Climate Threats: A More Inclusive Assessment Is Needed
The natural causes of global, regional, and local climate variations and changes are important, but the human influences are also significant. However, the Intergovernmental Panel on Climate Change ( IPCC) and other climate assessments have too narrowly focused on CO2 and a few other greenhouse gases in altering local, regional and global climate and their effects on multi-decadal predictability. Also, climate is much more than just global warming.
In reality, human forcings involve a diverse range of first-order climate forcings including the influence of human-caused aerosols on local, regional and global radiative heating, the effect of aerosols on clouds and precipitation, the influence of aerosol deposition (e.g. soot; nitrogen) on surface fluxes of heat and water, the effect of land cover/ land use change and management on weather, and the biogeochemical effect of added atmospheric CO2. Most, if not all, of these human influences on local, regional and global climate will continue to be of concern during the coming decades. These forcings are more spatially heterogeneous than added CO2 and thus could have a greater impact on atmospheric and ocean regional circulation patterns, and thus on the frequency and spatial extent droughts, floods, heat waves, etc. Even if CO2 (and other greenhouse gas) concentrations were stabilized at a low level, the challenge of addressing first-order human influences on the climate system would not be solved.
In my talk, I will present evidence for these other climate forcings, as well as provide examples that document the very limited skill of climate models to predict changes in global, regional and local climate. This limited, or absent, predictive skill necessarily restricts their value to provide quantitative accurate predictions of climate impacts to society and the environment in the future.
Fortunately, there is a more effective, alternative approach to plan for our future climate risks.
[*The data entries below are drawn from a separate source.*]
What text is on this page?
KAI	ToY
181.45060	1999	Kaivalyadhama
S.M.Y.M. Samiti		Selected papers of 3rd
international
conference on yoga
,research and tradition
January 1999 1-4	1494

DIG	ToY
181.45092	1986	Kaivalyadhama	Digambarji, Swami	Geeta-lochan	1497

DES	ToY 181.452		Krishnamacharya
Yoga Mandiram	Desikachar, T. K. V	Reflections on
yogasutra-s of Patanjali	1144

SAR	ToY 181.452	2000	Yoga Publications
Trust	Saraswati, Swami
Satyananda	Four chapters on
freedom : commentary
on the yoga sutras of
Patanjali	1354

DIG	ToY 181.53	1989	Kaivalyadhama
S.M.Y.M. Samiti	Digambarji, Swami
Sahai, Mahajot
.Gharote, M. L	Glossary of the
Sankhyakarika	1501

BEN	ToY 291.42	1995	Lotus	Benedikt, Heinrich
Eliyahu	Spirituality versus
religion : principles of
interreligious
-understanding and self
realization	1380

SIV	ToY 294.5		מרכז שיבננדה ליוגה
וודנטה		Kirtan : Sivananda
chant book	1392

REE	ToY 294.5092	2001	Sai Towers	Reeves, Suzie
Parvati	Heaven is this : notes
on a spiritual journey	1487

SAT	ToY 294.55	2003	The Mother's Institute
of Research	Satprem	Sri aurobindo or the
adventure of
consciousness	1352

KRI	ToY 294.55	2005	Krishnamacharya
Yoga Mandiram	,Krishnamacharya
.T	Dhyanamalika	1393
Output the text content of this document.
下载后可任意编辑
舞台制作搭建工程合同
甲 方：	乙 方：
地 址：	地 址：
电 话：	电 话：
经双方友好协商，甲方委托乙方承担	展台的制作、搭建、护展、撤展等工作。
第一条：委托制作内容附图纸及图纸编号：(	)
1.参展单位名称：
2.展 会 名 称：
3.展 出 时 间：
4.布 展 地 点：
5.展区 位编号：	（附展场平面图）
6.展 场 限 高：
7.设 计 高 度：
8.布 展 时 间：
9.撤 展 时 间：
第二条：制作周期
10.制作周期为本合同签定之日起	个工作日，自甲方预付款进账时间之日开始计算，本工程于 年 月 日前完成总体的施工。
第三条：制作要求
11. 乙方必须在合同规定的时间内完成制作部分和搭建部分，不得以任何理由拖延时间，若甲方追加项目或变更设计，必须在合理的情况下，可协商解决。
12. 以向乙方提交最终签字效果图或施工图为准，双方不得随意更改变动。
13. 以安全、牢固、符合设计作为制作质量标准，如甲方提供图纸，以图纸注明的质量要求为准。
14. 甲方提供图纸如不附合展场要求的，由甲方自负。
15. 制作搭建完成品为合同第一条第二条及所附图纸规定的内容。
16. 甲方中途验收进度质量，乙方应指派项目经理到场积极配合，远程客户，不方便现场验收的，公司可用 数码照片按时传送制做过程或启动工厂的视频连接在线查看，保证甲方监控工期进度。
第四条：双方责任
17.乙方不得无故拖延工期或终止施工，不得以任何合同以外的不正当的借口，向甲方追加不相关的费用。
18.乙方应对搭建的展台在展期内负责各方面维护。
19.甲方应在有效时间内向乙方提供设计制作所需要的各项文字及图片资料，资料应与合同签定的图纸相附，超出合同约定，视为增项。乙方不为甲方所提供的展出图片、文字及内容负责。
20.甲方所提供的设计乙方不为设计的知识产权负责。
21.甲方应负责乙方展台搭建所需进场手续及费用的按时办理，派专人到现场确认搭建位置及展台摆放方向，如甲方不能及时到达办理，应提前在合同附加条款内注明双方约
Referred to as a contextual vulnerability assessment, this uses a bottom-up, resource-based framework to assess threats to societally and environmentally key resources of water, food, energy, human health and well-being, and ecosystem function. This inclusive bottom-up vulnerability concept requires the determination of the major threats to these resources from climate (including from added CO2), but also from other social and environmental issues. After these threats are identified, the relative risk from natural- and human-caused climate change (estimated, if desired, from global climate model (GCM) projections, as well as the historical, paleorecord, and worst case sequences of events) can be compared with other environmental and social risks in order to adopt the optimal mitigation and adaptation strategies.